Sans engrais, sans pesticides, sans culture minutieuse, on imagine aisément à quel point les rendements étaient misérables. Même en additionnant toute la nourriture produite sur place (blé, maïs, soja, pommes de terre), le taux d'autosuffisance atteignait à peine 60 %. Au moins 40 % du déficit alimentaire devait être comblé par l'extérieur.

Dans des zones où les infrastructures routières étaient sous-développées, les coûts de transport flambaient. Weisshem n'était qu'à une quarantaine de kilomètres de la grande ville la plus proche, Indahl, ce qui n'était pas si loin, mais faire venir du grain d'Indahl à Weisshem augmentait inévitablement le prix de 10 % à 20 %. En d'autres termes, le coût de la vie à Weisshem était intrinsèquement plus élevé.

Pour couronner le tout, le maire de Weisshem était en poste depuis plus de quatre décennies, bien que sa seule « réalisation » ait été la transformation de Weisshem, pauvre ville frontalière, en lieu d'extravagance et de luxe.

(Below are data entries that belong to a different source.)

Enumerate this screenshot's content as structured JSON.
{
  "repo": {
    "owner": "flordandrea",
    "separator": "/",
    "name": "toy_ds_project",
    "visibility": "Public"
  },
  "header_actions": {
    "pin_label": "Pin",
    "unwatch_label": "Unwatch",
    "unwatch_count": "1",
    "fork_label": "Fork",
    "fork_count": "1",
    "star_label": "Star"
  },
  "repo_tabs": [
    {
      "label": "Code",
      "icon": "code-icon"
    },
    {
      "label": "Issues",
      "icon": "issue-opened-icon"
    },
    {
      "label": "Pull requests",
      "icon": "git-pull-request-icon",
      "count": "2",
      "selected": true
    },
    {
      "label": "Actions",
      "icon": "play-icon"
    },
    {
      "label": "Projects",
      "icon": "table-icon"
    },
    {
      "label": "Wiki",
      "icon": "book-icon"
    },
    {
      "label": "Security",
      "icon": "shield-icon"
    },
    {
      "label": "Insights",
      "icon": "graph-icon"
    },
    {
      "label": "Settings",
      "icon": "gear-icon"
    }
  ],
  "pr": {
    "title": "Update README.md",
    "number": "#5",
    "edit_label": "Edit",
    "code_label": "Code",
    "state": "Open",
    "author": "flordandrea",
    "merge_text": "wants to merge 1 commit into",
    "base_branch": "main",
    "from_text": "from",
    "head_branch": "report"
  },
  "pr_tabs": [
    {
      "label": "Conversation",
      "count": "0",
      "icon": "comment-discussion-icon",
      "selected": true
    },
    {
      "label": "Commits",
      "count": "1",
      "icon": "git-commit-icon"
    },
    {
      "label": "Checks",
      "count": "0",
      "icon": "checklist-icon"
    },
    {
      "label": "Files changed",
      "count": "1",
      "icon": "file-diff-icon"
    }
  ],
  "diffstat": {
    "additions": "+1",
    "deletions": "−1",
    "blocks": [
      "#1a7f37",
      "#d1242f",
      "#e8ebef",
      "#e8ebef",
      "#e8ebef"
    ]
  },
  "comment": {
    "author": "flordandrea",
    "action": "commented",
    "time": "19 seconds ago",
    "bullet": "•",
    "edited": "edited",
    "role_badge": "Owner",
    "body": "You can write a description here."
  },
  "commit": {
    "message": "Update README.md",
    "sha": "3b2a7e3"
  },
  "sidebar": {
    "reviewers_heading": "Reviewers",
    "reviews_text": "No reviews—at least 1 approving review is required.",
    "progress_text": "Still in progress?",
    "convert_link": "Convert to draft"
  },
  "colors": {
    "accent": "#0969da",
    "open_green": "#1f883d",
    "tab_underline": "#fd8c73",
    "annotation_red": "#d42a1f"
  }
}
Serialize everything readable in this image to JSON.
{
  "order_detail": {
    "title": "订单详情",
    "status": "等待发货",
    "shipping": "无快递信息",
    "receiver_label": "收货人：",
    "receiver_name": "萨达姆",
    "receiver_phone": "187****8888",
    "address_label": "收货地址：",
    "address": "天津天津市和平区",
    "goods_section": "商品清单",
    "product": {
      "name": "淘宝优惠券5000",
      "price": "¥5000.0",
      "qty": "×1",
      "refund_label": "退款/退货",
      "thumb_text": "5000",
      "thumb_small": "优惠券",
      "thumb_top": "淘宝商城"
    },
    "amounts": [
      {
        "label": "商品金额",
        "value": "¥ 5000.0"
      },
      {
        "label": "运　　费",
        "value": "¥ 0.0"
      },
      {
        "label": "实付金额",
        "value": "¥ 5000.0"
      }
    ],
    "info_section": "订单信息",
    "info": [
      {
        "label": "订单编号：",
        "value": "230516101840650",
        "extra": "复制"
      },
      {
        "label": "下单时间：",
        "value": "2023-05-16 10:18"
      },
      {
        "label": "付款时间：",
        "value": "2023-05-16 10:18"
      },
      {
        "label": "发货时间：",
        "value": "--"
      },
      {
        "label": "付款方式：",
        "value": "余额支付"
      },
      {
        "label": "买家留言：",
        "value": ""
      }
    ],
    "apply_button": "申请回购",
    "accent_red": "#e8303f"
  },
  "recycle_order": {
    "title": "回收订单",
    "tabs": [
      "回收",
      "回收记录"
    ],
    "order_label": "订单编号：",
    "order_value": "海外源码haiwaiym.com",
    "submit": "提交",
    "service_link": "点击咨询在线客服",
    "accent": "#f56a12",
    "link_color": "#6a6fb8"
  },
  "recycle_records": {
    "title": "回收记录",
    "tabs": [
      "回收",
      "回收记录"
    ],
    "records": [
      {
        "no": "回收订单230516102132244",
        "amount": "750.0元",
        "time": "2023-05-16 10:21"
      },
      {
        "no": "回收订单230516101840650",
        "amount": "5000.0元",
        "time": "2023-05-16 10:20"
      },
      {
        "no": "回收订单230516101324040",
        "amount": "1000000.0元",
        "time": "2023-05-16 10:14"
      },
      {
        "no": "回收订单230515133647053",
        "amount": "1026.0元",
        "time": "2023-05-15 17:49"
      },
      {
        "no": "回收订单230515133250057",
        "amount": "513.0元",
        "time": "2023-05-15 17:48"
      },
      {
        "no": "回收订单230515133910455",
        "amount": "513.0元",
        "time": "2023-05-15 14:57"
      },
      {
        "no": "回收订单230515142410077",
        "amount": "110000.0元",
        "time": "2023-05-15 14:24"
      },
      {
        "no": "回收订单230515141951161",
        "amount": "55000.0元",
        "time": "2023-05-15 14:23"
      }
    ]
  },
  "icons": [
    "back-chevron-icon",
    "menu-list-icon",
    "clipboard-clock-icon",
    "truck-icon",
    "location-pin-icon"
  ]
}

L'afflux de visiteurs en quête de plaisirs apportait une richesse substantielle, qui faisait indirectement grimper les prix à Weisshem — une bouteille du rhum de maïs le moins cher, qui coûtait quatre pièces de cuivre ailleurs, en coûtait six à Weisshem ; une livre de pain noir qui se vendait trois pièces de cuivre ailleurs en coûtait quatre à cinq ; et une petite boîte de beurre disponible pour 30 pièces de cuivre ailleurs en valait 38.

Hormis les légumes apportés en ville par les fermiers locaux, toutes les autres denrées de première nécessité à Weisshem étaient au moins 20 % plus chères qu'ailleurs.

Quant aux épices… ce n'était même pas la peine d'y songer. Les épices étaient des articles de luxe même à Indahl. À Weisshem, une soupe qui n'était pas complètement insipide passait déjà pour un niveau de vie décent. Bien des femmes au foyer étaient habiles à préparer de la sauce tomate rien que pour le goût, sans utiliser trop de beurre.

Sous un certain angle, on pouvait dire que les gens de Weisshem menaient une vie écologiquement saine et respectueuse de la santé, semblable à ce que certains en Chine considéraient comme un mode de vie ascétique. Les gens d'ici n'avaient pas le problème de la surconsommation d'huile, de sel ou de sucre qui tourmentait Chinois et Occidentaux, et n'auraient pas de mal à vivre au-delà du vénérable âge de 120 ans.

Mais, si l'on demandait aux gens de Weisshem s'ils seraient prêts à échanger leur mode de vie ascétique super-sain contre l'usage massif d'huile, de sel et d'épices des Chinois… ils seraient assurément partants.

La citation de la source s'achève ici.